As far as ARs go, if you desire something bigger than 5.56, 6.8 SPC works pretty well too. 6.8 AR rifles use the same lower as the 5.56 ARs; only the magazine and a few parts in the upper receiver (as well as the barrel assembly itself) are different. .308/7.62 NATO requires a different lower as well as a different upper, which means less in the way of spare parts, and the quirks in some commercial .308 AR rifles haven't quite been ironed out. For the most part, they are more finicky than the 5.56/6.8. SmokeSound off! 06:54, January 10, 2011 (UTC)
No thanks. I will stay with what I know and trust- A FN-FAL and my Hardballer. Aeroplnut 10 Jan 11
FN Fail hehe, I like the sound of a 6.8 SPC AR =) Ryean 03:45, January 11, 2011 (UTC)
They fire with only slightly more recoil than a 5.56, so it is still really easy to maintain your sight picture when shooting it. Packs more of a punch too. SmokeSound off! 05:21, January 18, 2011 (UTC)
Speaking of stopping power, just finished my article on .50 rounds - 71 pgs so I won't add on Gunwiki hahaha. Ryean 11:32, January 27, 2011 (UTC)
Don't get me wrong now, I plan on picking up an AR in .308. The market for them is steadily improving. I just have to get used to the fact that I can't run a .308 like I run my 5.56 - really hard! At least, until a "standard" is set, like the TDP (technical data package) set forth for 5.56 caliber AR rifles. SmokeSound off! 05:26, January 29, 2011 (UTC)
Well, I just can't help myself. So here is my two cents. Many folks conflate cartridges with bullets and military applications with hunting. None of which belongs here.
  • There are many cartridges that can hold 5.56 mm (.224 in) and 9 mm (.355 in and .357 in also known as a 38 caliber) bullets.
  • The Geneva Convention made “Dum-Dum” bullets illegal. The Dum-Dum bullets is any hollow point bullet. Somehow this was also applied to soft-point bullets. Match bullets are Dum-Dum bullets but the Sierra .308 in (7.82 mm), 190 gr (12.3 g), Matchking held in the .300 Winchester Magnum is employed by the United States Marine Corps, scout sniper. This bullet seems to be exempt.
  • Most if not all the worlds militaries have adopted the Full Metal Jacketed bullet as the standard military round. The reasons are many and diverse, but the Geneva Convention was clear that it did not want to see soldiers/civilians suffer unnecessary.
  • Hunting bullets are designed to humanly kill game animals.

SgtMajGW G. GloverSemper Fi 00:28, January 12, 2011 (UTC)
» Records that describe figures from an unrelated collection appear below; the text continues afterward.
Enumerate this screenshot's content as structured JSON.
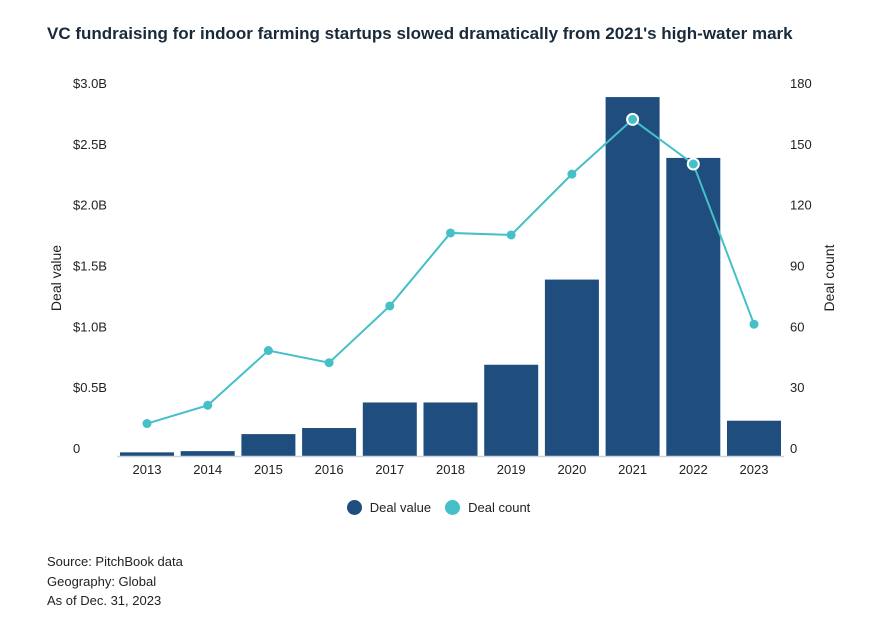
{
  "chart_data": {
    "type": "bar",
    "title": "VC fundraising for indoor farming startups slowed dramatically from 2021's high-water mark",
    "categories": [
      "2013",
      "2014",
      "2015",
      "2016",
      "2017",
      "2018",
      "2019",
      "2020",
      "2021",
      "2022",
      "2023"
    ],
    "series": [
      {
        "name": "Deal value",
        "type": "bar",
        "axis": "left",
        "unit": "B USD",
        "color": "#1f4e7e",
        "values": [
          0.03,
          0.04,
          0.18,
          0.23,
          0.44,
          0.44,
          0.75,
          1.45,
          2.95,
          2.45,
          0.29
        ]
      },
      {
        "name": "Deal count",
        "type": "line",
        "axis": "right",
        "color": "#45bfc8",
        "values": [
          16,
          25,
          52,
          46,
          74,
          110,
          109,
          139,
          166,
          144,
          65
        ],
        "highlighted": [
          "2021",
          "2022"
        ]
      }
    ],
    "ylabel": "Deal value",
    "ylabel_right": "Deal count",
    "ylim": [
      0,
      3.0
    ],
    "ylim_right": [
      0,
      180
    ],
    "yticks": [
      "0",
      "$0.5B",
      "$1.0B",
      "$1.5B",
      "$2.0B",
      "$2.5B",
      "$3.0B"
    ],
    "yticks_right": [
      "0",
      "30",
      "60",
      "90",
      "120",
      "150",
      "180"
    ],
    "grid": false,
    "legend": "bottom"
  },
  "notes": [
    "Source: PitchBook data",
    "Geography: Global",
    "As of Dec. 31, 2023"
  ]
}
Check out Sniper: Deadliest Missions, it has a good demonstration of the 30-06 and 7.62 against ballistic geletan with the same consistacy as human flesh. They put a pigs heart and ribcage in there for a bit more effect. Ryean 05:57, January 25, 2011 (UTC)

By the way, the only "real" Dum-Dum bullets were manufactured at the Dum-Dum Arsenal in India in the 1850-1860's for the .455-570 Synder, the forerunner of the Martini-Enfields. What made them infamous was the Tommys cutting a cross in the bullets.
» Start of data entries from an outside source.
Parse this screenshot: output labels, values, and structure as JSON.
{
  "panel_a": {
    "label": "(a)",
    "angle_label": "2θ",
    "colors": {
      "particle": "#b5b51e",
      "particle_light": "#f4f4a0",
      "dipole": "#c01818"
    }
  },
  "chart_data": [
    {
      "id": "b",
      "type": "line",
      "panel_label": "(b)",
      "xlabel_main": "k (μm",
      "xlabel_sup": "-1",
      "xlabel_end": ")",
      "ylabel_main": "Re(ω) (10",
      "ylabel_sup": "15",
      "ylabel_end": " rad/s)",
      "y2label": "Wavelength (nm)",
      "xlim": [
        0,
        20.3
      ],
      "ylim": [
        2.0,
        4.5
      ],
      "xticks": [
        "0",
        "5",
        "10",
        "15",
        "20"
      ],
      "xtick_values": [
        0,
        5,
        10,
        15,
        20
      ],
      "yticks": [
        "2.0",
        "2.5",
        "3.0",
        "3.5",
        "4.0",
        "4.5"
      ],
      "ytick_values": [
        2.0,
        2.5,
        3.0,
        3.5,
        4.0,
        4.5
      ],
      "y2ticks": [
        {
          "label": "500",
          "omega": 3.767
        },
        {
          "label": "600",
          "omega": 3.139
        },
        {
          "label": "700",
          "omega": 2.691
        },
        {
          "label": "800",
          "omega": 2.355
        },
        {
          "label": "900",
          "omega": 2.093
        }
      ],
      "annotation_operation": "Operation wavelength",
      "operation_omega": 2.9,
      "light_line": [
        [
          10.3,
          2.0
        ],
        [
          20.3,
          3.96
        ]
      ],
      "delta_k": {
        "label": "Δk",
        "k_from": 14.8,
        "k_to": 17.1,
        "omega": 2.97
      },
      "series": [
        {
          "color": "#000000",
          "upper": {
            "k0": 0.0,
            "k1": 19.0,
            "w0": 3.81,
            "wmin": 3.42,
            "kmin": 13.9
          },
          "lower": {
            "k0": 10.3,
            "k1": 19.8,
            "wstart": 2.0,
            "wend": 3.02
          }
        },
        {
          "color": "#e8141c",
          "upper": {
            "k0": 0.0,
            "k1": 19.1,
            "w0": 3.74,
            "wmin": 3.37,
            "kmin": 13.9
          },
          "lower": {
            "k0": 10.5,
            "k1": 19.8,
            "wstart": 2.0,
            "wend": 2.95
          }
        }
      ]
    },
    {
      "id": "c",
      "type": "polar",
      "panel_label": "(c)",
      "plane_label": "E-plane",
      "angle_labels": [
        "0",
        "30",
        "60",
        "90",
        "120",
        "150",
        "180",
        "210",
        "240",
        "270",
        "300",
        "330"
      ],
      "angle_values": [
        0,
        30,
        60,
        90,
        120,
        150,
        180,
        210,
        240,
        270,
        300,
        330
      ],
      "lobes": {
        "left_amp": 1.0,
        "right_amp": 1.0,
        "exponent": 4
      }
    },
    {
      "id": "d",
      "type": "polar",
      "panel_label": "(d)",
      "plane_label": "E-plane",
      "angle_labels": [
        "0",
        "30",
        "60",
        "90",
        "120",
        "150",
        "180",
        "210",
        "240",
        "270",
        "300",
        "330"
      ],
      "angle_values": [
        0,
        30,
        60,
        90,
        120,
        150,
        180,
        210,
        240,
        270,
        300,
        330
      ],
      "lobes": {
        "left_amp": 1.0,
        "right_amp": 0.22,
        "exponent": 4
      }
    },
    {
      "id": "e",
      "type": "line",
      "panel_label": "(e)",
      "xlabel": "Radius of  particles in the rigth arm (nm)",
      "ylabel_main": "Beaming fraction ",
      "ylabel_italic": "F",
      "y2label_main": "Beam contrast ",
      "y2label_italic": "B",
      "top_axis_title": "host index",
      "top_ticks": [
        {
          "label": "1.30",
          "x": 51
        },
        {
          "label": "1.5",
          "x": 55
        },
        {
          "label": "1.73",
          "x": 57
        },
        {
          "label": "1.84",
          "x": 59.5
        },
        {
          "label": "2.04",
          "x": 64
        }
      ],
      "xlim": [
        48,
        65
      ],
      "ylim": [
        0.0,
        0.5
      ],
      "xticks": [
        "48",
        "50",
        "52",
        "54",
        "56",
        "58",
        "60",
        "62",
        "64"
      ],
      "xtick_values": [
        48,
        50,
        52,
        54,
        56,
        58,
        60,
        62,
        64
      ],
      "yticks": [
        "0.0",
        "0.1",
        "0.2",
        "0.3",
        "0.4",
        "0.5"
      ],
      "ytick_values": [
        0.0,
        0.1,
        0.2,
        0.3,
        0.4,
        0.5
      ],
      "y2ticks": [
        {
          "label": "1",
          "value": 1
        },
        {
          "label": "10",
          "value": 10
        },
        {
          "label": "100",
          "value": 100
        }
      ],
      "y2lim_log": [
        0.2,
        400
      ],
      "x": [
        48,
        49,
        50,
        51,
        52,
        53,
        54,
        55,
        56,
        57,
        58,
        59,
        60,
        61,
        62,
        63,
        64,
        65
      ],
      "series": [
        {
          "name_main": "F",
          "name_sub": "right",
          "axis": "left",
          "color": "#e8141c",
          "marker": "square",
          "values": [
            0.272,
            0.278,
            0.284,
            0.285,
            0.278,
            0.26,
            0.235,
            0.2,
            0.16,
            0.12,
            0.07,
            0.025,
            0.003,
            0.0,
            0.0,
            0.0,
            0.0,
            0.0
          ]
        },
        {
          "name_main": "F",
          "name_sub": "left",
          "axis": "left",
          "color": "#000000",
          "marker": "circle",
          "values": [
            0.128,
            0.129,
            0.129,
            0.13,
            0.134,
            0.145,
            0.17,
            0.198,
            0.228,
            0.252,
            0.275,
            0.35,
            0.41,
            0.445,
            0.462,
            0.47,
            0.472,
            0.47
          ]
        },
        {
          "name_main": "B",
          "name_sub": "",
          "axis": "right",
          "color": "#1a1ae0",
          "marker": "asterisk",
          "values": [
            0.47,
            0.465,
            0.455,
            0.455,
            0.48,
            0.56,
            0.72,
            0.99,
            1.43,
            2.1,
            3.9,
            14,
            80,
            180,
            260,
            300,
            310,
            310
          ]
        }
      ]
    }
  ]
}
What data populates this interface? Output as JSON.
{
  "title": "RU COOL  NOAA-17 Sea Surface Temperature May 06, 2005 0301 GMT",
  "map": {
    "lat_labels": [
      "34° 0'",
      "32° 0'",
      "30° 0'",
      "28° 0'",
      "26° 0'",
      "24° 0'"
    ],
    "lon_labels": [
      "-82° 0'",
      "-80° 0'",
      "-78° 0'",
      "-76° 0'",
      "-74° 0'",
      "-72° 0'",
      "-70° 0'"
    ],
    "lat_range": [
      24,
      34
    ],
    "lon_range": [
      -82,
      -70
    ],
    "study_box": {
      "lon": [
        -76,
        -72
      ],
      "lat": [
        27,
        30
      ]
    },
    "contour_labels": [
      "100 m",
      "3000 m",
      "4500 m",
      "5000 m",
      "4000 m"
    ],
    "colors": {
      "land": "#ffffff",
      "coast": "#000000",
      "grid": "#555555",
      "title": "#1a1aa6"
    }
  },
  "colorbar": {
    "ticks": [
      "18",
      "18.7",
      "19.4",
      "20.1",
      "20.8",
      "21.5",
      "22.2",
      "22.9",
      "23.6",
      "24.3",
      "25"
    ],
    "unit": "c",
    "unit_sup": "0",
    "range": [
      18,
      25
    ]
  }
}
It has become common practice to refer to any soft point projectile as a "Dum-Dum", Aeroplnut 2/11/11

While it is correct that both soft point and hollow-point bullets are considered prohibited in warfare, it was the Hague Convention of 1899 that made such a declaration. Graybass 20x6 08:57, February 18, 2011 (UTC)

I love the intensity people, love it.